Data were collected on the presence and content of public reports in areas served by the 14 original alliances. Without knowledge of their public reporting history, 7 areas that were similar to AF4Q communities in location, population size, and demographics also were selected. Each year, beginning in 2007, we reviewed the websites of hospitals and medical associations, healthcare coalitions, quality improvement organizations, state departments of health, and the AF4Q alliances to document public reporting activities. In addition, websites for the 5 largest commercial health plans, which included national plans operating in the AF4Q communities, were examined. In communities where there were fewer than 5 significant plans, websites for plans with membership that together constituted approximately 75% or more of the total private sector health plan enrollment in the area were reviewed. In all (AF4Q and other) communities, we collected information from organizations that sponsor public reports to verify the search findings and gather further details regarding measure sources and construction. We used this information to determine if alliance public reporting efforts contributed to the type and amount of physician performance information available to consumers in AF4Q communities, how the availability of this information compared with other communities, and if alliance reporting changed over time in ways consistent with AF4Q initiative expectations.


Producing Public Reports

Alliance report production occurred in several stages, including initiation, measure selection, measure construction, and dissemination (see eAppendix B, Alliance Public Reporting Process). In this article, we examine the AF4Q initiative efforts in selecting and constructing physician performance measures (dissemination activities are addressed by Mittler et al in this supplement11). For convenience, we discuss these 2 stages separately, but they overlap at points. For instance, while alliances chose measures in areas where care deficiencies have been documented by national studies, the selection of specific measures was guided by early judgments about what types of data were likely to be available for measure construction. In the Table, we summarize the physician performance measures selected by the alliances and the results of 2 key decisions made in constructing those measures.

Measure Selection

Prior to the AF4Q initiative, 8 alliances did not have communitywide processes in place to select and construct ambulatory care quality measures. After joining the AF4Q initiative, all 14 original alliances developed these processes, and all met AF4Q initiative expectations that their reports include nationally endorsed measures. For alliances that were not previously reporting physician performance, AF4Q initiative participation was seen as critical to measure development. One respondent observed that the AF4Q initiative gave the alliance “…the ability to create the infrastructure to bring the physicians together, to create the agreement upon the measures, and to actually get them up there [measures reported]. That would never have happened without Aligning Forces.”

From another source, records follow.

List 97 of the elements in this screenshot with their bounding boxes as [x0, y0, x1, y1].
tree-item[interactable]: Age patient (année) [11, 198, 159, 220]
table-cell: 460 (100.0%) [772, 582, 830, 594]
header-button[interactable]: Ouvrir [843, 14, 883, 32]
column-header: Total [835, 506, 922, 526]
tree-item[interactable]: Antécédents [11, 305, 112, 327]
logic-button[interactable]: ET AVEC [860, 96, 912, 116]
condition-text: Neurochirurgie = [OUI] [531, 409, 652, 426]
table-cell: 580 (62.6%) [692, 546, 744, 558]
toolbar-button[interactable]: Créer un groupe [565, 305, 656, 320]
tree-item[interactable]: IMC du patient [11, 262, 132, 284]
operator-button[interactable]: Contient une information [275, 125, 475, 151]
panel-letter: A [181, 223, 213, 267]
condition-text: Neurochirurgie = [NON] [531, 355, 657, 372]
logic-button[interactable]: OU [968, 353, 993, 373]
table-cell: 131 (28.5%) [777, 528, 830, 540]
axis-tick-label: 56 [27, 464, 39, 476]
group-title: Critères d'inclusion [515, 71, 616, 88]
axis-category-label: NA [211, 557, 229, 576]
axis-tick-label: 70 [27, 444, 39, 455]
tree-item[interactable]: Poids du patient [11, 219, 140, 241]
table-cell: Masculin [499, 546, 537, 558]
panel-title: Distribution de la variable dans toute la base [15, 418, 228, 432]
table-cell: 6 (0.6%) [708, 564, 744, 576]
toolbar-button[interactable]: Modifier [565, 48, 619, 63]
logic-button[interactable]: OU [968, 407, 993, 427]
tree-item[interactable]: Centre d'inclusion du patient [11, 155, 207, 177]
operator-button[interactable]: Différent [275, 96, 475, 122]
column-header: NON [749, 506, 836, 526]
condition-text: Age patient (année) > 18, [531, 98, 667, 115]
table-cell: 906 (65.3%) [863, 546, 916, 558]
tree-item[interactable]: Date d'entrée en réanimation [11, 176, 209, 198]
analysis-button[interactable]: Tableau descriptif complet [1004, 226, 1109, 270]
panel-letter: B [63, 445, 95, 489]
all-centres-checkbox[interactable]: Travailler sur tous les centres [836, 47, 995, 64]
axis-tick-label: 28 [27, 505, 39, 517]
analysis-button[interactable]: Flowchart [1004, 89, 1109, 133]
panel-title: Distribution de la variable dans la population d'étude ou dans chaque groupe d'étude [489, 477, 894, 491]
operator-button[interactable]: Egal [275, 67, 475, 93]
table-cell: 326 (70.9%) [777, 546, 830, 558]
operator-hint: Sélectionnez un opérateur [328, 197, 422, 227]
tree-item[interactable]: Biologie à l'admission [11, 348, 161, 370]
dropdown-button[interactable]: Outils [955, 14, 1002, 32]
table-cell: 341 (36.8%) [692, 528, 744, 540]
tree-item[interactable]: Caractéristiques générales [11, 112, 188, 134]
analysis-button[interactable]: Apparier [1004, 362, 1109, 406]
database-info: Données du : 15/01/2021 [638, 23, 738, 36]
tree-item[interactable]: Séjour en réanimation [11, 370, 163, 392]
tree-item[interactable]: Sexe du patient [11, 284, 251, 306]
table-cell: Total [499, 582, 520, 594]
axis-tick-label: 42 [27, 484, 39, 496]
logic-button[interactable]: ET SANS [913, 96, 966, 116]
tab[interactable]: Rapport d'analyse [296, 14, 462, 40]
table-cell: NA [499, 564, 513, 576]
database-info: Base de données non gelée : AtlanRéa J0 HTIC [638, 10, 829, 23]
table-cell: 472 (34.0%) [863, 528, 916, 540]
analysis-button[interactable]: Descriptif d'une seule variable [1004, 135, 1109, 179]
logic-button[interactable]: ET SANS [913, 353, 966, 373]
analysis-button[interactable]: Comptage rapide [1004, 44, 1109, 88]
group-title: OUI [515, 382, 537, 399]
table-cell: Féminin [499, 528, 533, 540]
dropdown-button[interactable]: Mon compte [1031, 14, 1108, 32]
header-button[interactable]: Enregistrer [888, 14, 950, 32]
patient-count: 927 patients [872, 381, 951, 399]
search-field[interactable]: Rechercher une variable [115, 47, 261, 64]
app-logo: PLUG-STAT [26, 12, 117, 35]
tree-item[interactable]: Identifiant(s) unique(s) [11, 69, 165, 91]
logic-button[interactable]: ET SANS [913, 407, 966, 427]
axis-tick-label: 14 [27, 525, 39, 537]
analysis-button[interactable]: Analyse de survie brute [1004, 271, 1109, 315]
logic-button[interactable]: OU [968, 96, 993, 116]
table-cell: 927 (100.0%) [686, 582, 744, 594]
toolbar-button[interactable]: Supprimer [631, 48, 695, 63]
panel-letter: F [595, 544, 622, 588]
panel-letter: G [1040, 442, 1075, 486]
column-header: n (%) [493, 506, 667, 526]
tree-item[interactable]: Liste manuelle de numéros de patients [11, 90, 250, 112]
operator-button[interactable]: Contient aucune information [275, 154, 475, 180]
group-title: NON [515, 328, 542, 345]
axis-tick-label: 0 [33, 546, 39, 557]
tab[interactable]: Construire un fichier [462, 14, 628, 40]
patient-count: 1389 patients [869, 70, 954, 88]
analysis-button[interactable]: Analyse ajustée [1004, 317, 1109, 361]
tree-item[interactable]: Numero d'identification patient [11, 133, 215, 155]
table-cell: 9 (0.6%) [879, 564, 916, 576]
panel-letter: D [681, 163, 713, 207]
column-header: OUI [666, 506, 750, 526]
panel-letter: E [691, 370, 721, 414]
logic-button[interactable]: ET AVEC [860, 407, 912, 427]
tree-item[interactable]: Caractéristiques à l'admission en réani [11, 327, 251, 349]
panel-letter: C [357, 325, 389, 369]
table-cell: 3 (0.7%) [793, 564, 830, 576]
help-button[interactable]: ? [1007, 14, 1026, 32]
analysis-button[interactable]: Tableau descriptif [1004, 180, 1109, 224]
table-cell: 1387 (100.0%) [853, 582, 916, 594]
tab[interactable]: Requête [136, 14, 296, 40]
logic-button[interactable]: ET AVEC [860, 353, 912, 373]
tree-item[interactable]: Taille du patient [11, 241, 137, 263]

All alliances considered obtaining physician “buy-in” to reporting an essential first step and a necessary precursor to measure selection. The alliances went to great lengths to garner physician support. One alliance leader observed that “…we have been to every venue we could possibly think of in the last 6 months; talking to physician groups…trying to engage them about the measures and do these make sense, do they not and trying to explain to them about the rationale about picking the measures…” The alliances typically established physician-led work groups charged with recommending measures in different areas. The measure recommendations were then reviewed by steering committees that had broader representation. Prior to making final selections, some alliances distributed proposed measure specifications communitywide for feedback, and then made further modifications if necessary.